Overall, the number of comorbidities in our study population was high, especially coronary artery disease, obesity, chronic obstructive pulmonary disease, diabetes mellitus and arterial hypertension, which is consistent with database studies from other countries [24, 25]. Obesity is a well-known risk factor for the development of OSA [26], and overweight/obese patients were more likely to start PAP therapy in the current analysis.
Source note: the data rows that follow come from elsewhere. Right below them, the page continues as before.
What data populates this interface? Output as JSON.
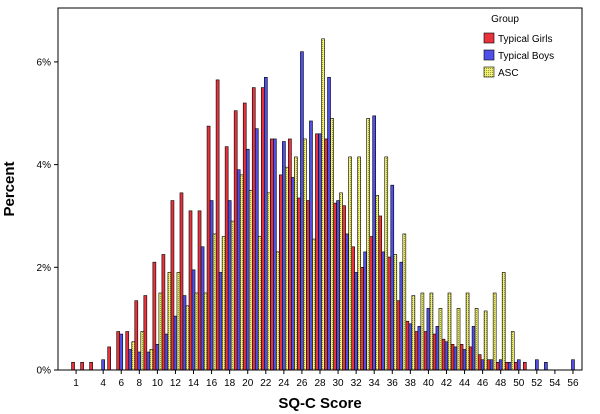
{
  "chart_data": {
    "type": "bar",
    "xlabel": "SQ-C Score",
    "ylabel": "Percent",
    "xlim": [
      -1,
      57
    ],
    "ylim": [
      0,
      7.05
    ],
    "y_ticks": [
      0,
      2,
      4,
      6
    ],
    "y_tick_labels": [
      "0%",
      "2%",
      "4%",
      "6%"
    ],
    "x_tick_labels": [
      "1",
      "4",
      "6",
      "8",
      "10",
      "12",
      "14",
      "16",
      "18",
      "20",
      "22",
      "24",
      "26",
      "28",
      "30",
      "32",
      "34",
      "36",
      "38",
      "40",
      "42",
      "44",
      "46",
      "48",
      "50",
      "52",
      "54",
      "56"
    ],
    "legend": {
      "title": "Group",
      "placement": "top-right"
    },
    "series": [
      {
        "name": "Typical Girls",
        "color": "#e8323c",
        "x": [
          1,
          2,
          3,
          5,
          6,
          7,
          8,
          9,
          10,
          11,
          12,
          13,
          14,
          15,
          16,
          17,
          18,
          19,
          20,
          21,
          22,
          23,
          24,
          25,
          26,
          27,
          28,
          29,
          30,
          31,
          32,
          33,
          34,
          35,
          36,
          37,
          38,
          39,
          40,
          41,
          42,
          43,
          44,
          45,
          46,
          47,
          48,
          49,
          50,
          51
        ],
        "values": [
          0.15,
          0.15,
          0.15,
          0.45,
          0.75,
          0.75,
          1.35,
          1.45,
          2.1,
          2.25,
          3.3,
          3.45,
          3.1,
          3.1,
          4.75,
          5.65,
          4.35,
          5.05,
          5.2,
          5.5,
          5.5,
          4.5,
          3.8,
          4.5,
          3.35,
          3.3,
          4.6,
          4.5,
          3.25,
          3.2,
          2.4,
          2.0,
          2.6,
          3.0,
          2.2,
          1.35,
          0.95,
          0.75,
          0.75,
          0.7,
          0.6,
          0.5,
          0.5,
          0.45,
          0.3,
          0.2,
          0.15,
          0.15,
          0.15,
          0.15
        ]
      },
      {
        "name": "Typical Boys",
        "color": "#5050e8",
        "x": [
          4,
          6,
          7,
          8,
          9,
          10,
          11,
          12,
          13,
          14,
          15,
          16,
          17,
          18,
          19,
          20,
          21,
          22,
          23,
          24,
          25,
          26,
          27,
          28,
          29,
          30,
          31,
          32,
          33,
          34,
          35,
          36,
          37,
          38,
          39,
          40,
          41,
          42,
          43,
          44,
          45,
          46,
          47,
          48,
          49,
          50,
          52,
          53,
          56
        ],
        "values": [
          0.2,
          0.7,
          0.4,
          0.35,
          0.35,
          0.5,
          0.7,
          1.05,
          1.45,
          1.95,
          2.4,
          3.3,
          1.9,
          3.3,
          3.9,
          4.3,
          4.7,
          5.7,
          4.5,
          4.45,
          3.75,
          6.2,
          4.85,
          4.6,
          5.7,
          3.3,
          2.65,
          1.9,
          2.3,
          4.95,
          2.3,
          3.6,
          2.1,
          0.9,
          0.85,
          1.2,
          0.85,
          0.55,
          0.45,
          0.4,
          0.85,
          0.2,
          0.2,
          0.2,
          0.15,
          0.2,
          0.2,
          0.15,
          0.2
        ]
      },
      {
        "name": "ASC",
        "color": "#f0f078",
        "x": [
          7,
          8,
          9,
          10,
          11,
          12,
          13,
          14,
          15,
          16,
          17,
          18,
          19,
          20,
          21,
          22,
          23,
          24,
          25,
          26,
          27,
          28,
          29,
          30,
          31,
          32,
          33,
          34,
          35,
          36,
          37,
          38,
          39,
          40,
          41,
          42,
          43,
          44,
          45,
          46,
          47,
          48,
          49
        ],
        "values": [
          0.55,
          0.75,
          0.4,
          1.5,
          1.9,
          1.9,
          1.25,
          1.5,
          1.5,
          2.65,
          2.6,
          2.9,
          3.8,
          3.5,
          2.6,
          3.45,
          2.3,
          3.95,
          4.15,
          4.5,
          2.55,
          6.45,
          4.9,
          3.45,
          4.15,
          4.15,
          4.9,
          3.4,
          4.15,
          2.25,
          2.65,
          1.45,
          1.5,
          1.5,
          1.2,
          1.5,
          1.2,
          1.5,
          1.2,
          1.15,
          1.5,
          1.9,
          0.75
        ]
      }
    ]
  }
}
The burden of mental health-related comorbidities in the study population was relatively high, with nearly a quarter of all participants (22.8%) having depression, similar to rates reported in other studies of individuals with OSA [27, 28]. Relatively high rates of mental health issues in patients with OSA may be due to a variety of factors. OSA symptoms such as EDS, fatigue, poor concentration, irritability, psychomotor issues and weight gain can overlap with symptoms of depression [29]. Alternatively, depression might also be caused by residual EDS, or depression could coexist with OSA symptoms (such as EDS) [30]. Data from a small study (n = 50) indicated a possible connection between depression and residual EDS in OSA, and suggested that PAP therapy might be able to improve both [31].
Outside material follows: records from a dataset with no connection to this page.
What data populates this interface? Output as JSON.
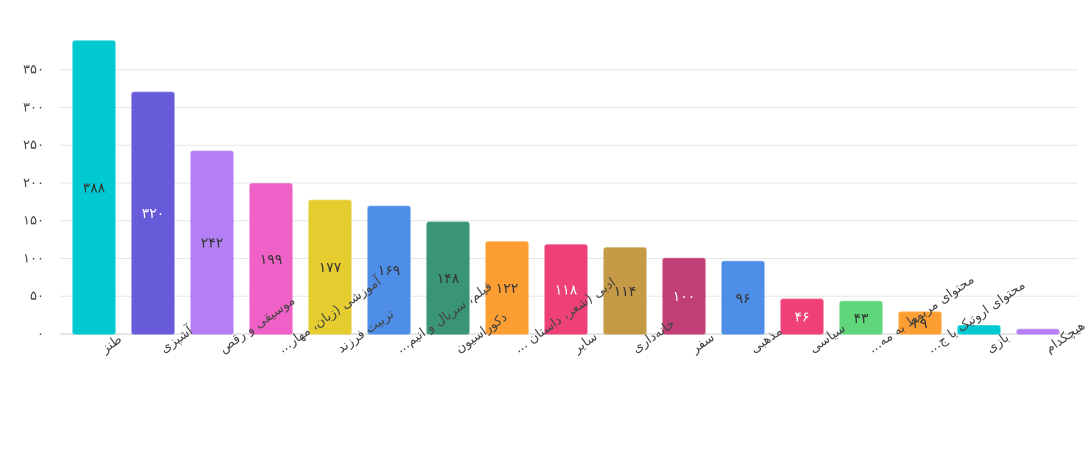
{
  "chart_data": {
    "type": "bar",
    "title": "",
    "xlabel": "",
    "ylabel": "",
    "ylim": [
      0,
      388
    ],
    "yticks": [
      0,
      50,
      100,
      150,
      200,
      250,
      300,
      350
    ],
    "ytick_labels": [
      "۰",
      "۵۰",
      "۱۰۰",
      "۱۵۰",
      "۲۰۰",
      "۲۵۰",
      "۳۰۰",
      "۳۵۰"
    ],
    "grid": true,
    "legend": "none",
    "categories": [
      "طنز",
      "آشپزی",
      "موسیقی و رقص",
      "آموزشی (زبان، مهار...",
      "تربیت فرزند",
      "فیلم، سریال و انیم...",
      "دکوراسیون",
      "ادبی (شعر، داستان ...",
      "سایر",
      "خانه‌داری",
      "سفر",
      "مذهبی",
      "سیاسی",
      "محتوای مربوط به مه...",
      "محتوای اروتیک یا ج...",
      "بازی",
      "هیچکدام"
    ],
    "values": [
      388,
      320,
      242,
      199,
      177,
      169,
      148,
      122,
      118,
      114,
      100,
      96,
      46,
      43,
      29,
      11,
      6
    ],
    "value_labels": [
      "۳۸۸",
      "۳۲۰",
      "۲۴۲",
      "۱۹۹",
      "۱۷۷",
      "۱۶۹",
      "۱۴۸",
      "۱۲۲",
      "۱۱۸",
      "۱۱۴",
      "۱۰۰",
      "۹۶",
      "۴۶",
      "۴۳",
      "۲۹",
      "",
      ""
    ],
    "colors": [
      "#00c9d2",
      "#675bd9",
      "#b57ff5",
      "#f061c7",
      "#e5cc2f",
      "#4f8ee8",
      "#3a9476",
      "#fd9e33",
      "#ee4277",
      "#c49a47",
      "#c23e76",
      "#4f8ee8",
      "#ee4277",
      "#5fd67a",
      "#fd9e33",
      "#00c9d2",
      "#b57ff5"
    ],
    "label_colors": [
      "#333333",
      "#ffffff",
      "#333333",
      "#333333",
      "#333333",
      "#333333",
      "#333333",
      "#333333",
      "#ffffff",
      "#333333",
      "#ffffff",
      "#333333",
      "#ffffff",
      "#333333",
      "#333333",
      "#333333",
      "#333333"
    ]
  }
}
The German SHI claims data used for this analysis provide a comprehensive, patient-level picture of all reimbursed health-related services, allowing determination of epidemiological estimates and healthcare resource utilization. The large dataset is representative of the German population [16] and, with approximately 90% of the population enrolled in the SHI system and no opt-out possibility for this anonymized analysis, Germany offers a near-ideal setting to analyse population-based epidemiological estimates. Another strength of the current analysis are the objective and consistent definitions of PAP usage or non-usage (control group).
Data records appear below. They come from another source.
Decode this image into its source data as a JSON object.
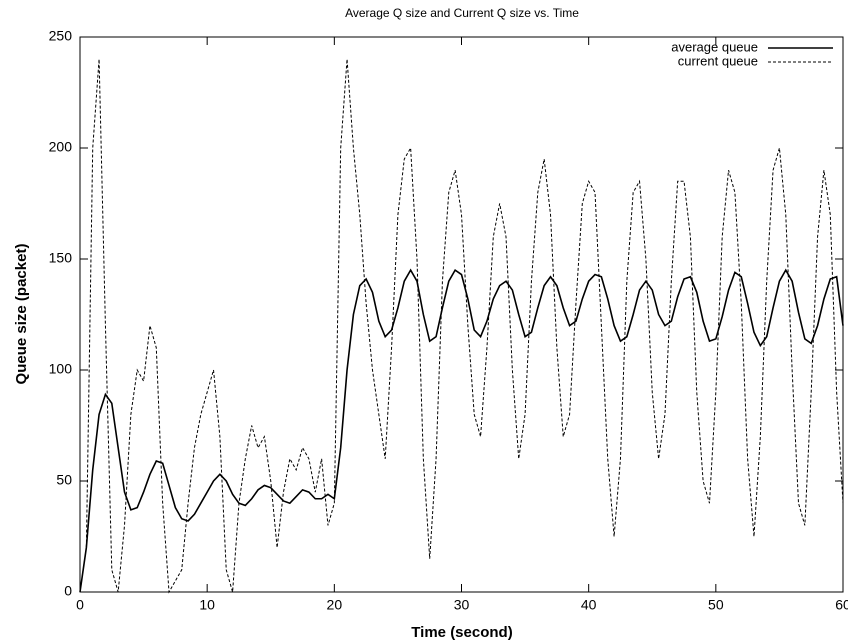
{
  "chart_data": {
    "type": "line",
    "title": "Average Q size and Current Q size vs. Time",
    "x_label": "Time (second)",
    "y_label": "Queue size (packet)",
    "xlim": [
      0,
      60
    ],
    "ylim": [
      0,
      250
    ],
    "xticks": [
      0,
      10,
      20,
      30,
      40,
      50,
      60
    ],
    "yticks": [
      0,
      50,
      100,
      150,
      200,
      250
    ],
    "grid": false,
    "legend": "top-right",
    "x": [
      0,
      0.5,
      1,
      1.5,
      2,
      2.5,
      3,
      3.5,
      4,
      4.5,
      5,
      5.5,
      6,
      6.5,
      7,
      7.5,
      8,
      8.5,
      9,
      9.5,
      10,
      10.5,
      11,
      11.5,
      12,
      12.5,
      13,
      13.5,
      14,
      14.5,
      15,
      15.5,
      16,
      16.5,
      17,
      17.5,
      18,
      18.5,
      19,
      19.5,
      20,
      20.5,
      21,
      21.5,
      22,
      22.5,
      23,
      23.5,
      24,
      24.5,
      25,
      25.5,
      26,
      26.5,
      27,
      27.5,
      28,
      28.5,
      29,
      29.5,
      30,
      30.5,
      31,
      31.5,
      32,
      32.5,
      33,
      33.5,
      34,
      34.5,
      35,
      35.5,
      36,
      36.5,
      37,
      37.5,
      38,
      38.5,
      39,
      39.5,
      40,
      40.5,
      41,
      41.5,
      42,
      42.5,
      43,
      43.5,
      44,
      44.5,
      45,
      45.5,
      46,
      46.5,
      47,
      47.5,
      48,
      48.5,
      49,
      49.5,
      50,
      50.5,
      51,
      51.5,
      52,
      52.5,
      53,
      53.5,
      54,
      54.5,
      55,
      55.5,
      56,
      56.5,
      57,
      57.5,
      58,
      58.5,
      59,
      59.5,
      60
    ],
    "series": [
      {
        "name": "average queue",
        "color": "#000000",
        "dash": "solid",
        "values": [
          0,
          20,
          55,
          80,
          89,
          85,
          65,
          45,
          37,
          38,
          45,
          53,
          59,
          58,
          48,
          38,
          33,
          32,
          35,
          40,
          45,
          50,
          53,
          50,
          44,
          40,
          39,
          42,
          46,
          48,
          47,
          44,
          41,
          40,
          43,
          46,
          45,
          42,
          42,
          44,
          42,
          65,
          100,
          125,
          138,
          141,
          135,
          122,
          115,
          118,
          128,
          140,
          145,
          140,
          125,
          113,
          115,
          128,
          140,
          145,
          143,
          132,
          118,
          115,
          122,
          132,
          138,
          140,
          136,
          125,
          115,
          117,
          128,
          138,
          142,
          138,
          128,
          120,
          122,
          132,
          140,
          143,
          142,
          132,
          120,
          113,
          115,
          125,
          136,
          140,
          136,
          125,
          120,
          122,
          133,
          141,
          142,
          135,
          122,
          113,
          114,
          124,
          136,
          144,
          142,
          130,
          117,
          111,
          115,
          128,
          140,
          145,
          140,
          126,
          114,
          112,
          120,
          132,
          141,
          142,
          120
        ]
      },
      {
        "name": "current queue",
        "color": "#000000",
        "dash": "dashed",
        "values": [
          0,
          20,
          200,
          240,
          120,
          10,
          0,
          30,
          80,
          100,
          95,
          120,
          110,
          40,
          0,
          5,
          10,
          40,
          65,
          80,
          90,
          100,
          70,
          10,
          0,
          40,
          60,
          75,
          65,
          70,
          50,
          20,
          45,
          60,
          55,
          65,
          60,
          45,
          60,
          30,
          40,
          200,
          240,
          200,
          170,
          130,
          100,
          80,
          60,
          110,
          170,
          195,
          200,
          150,
          60,
          15,
          60,
          140,
          180,
          190,
          170,
          120,
          80,
          70,
          110,
          160,
          175,
          160,
          100,
          60,
          80,
          140,
          180,
          195,
          170,
          110,
          70,
          80,
          130,
          175,
          185,
          180,
          120,
          60,
          25,
          60,
          140,
          180,
          185,
          150,
          90,
          60,
          80,
          140,
          185,
          185,
          160,
          90,
          50,
          40,
          90,
          160,
          190,
          180,
          130,
          60,
          25,
          70,
          140,
          190,
          200,
          170,
          100,
          40,
          30,
          90,
          160,
          190,
          170,
          90,
          40
        ]
      }
    ]
  }
}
There are also several limitations that need to be considered when interpreting the findings of this study. Firstly, the maximum observational period of 6 years may not reflect the entire diagnostic process and some patients with later treatment of OSA might have been missed due to the specific timeframes applied. Secondly, the strict inclusion criteria applied to simulate the diagnostic scheme could have biased the study results. It is likely that these criteria have high specificity but poor sensitivity for identifying treatment-naïve OSA patients in the population. Thirdly, specific PSG and PG results were not available in the claims database used, and it was not possible to distinguish between diagnostic and titration PSGs. This means that there are no data on the severity of OSA, and therefore the specific indication for PAP therapy (which is primarily recommended for individuals with moderate to severe OSA). In addition, the control group did not receive treatment for OSA, not even alternatives to PAP such as mandibular repositioning devices. One potential limitation of the large population included in this study is that small between-group differences that achieved statistical significance may not be clinically significant, so this needs to be considered when interpreting the study data.

Conclusion

In this analysis of German SHI data, just over half of all eligible patients with OSA were prescribed PAP. This suggests that a significant proportion of individuals with OSA went untreated despite clear evidence of the benefits of and recommendations for treating OSA with PAP [12, 31]. The presence of a variety of comorbidities predicted the prescription of PAP therapy in the study population. Future research should focus on identifying ways to increase utilization of PAP in eligible individuals with OSA to optimize clinical outcomes.